ContextOS
The graph-based memory layer that prevents Groundhog Day in AI.
The Problem
Every AI session starts from zero. You re-explain your project. You re-introduce your team. You re-describe constraints the AI forgot overnight. Standard RAG retrieves keywords but misses relationships — it doesn't know that Project A is blocking Project B, or that you made a decision three weeks ago that affects the code you're writing today. The context window can't hold six months of history, and even if it could, you wouldn't want to stuff all of it in every prompt.
The Build
ContextOS runs as a background service alongside your AI tools.
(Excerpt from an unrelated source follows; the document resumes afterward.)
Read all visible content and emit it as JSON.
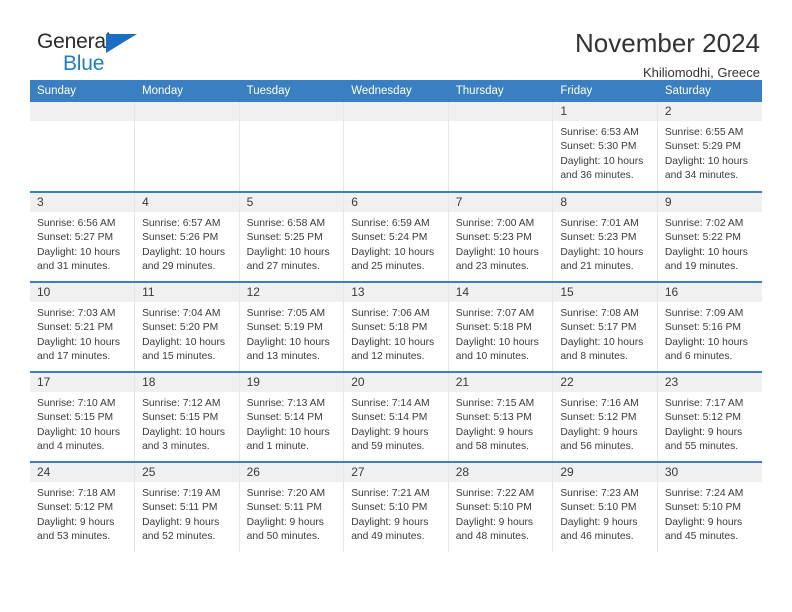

A Chrome extension monitors Claude.ai and ChatGPT sessions, detects idle time, and ships conversation transcripts to a local FastAPI server. An extraction pipeline (built around OpenAI gpt-4o-mini) pulls out facts, projects, people, decisions, and relationships as typed graph triples — then stores them in KuzuDB (an embedded property graph) and LanceDB (vector embeddings). Four API endpoints do the work: /ingest queues transcripts, /recall runs hybrid graph + vector search, /context returns a curated injection block formatted for a system prompt, and /brief diffs yesterday's graph state against today's for a morning summary.
What Makes It Different
ContextOS captures relationships between concepts, not just keyword similarity — which is what lets it answer 'what's blocking Project A?' instead of just 'find things mentioning Project A.' It's fully local: both databases are embedded (no Docker, no cloud), all data stays on your machine, and the server binds to 127.0.0.1. It predates Kernel and is the standalone proof-of-concept for the memory architecture Kernel later extended. Built before persistent AI memory was a mainstream product category.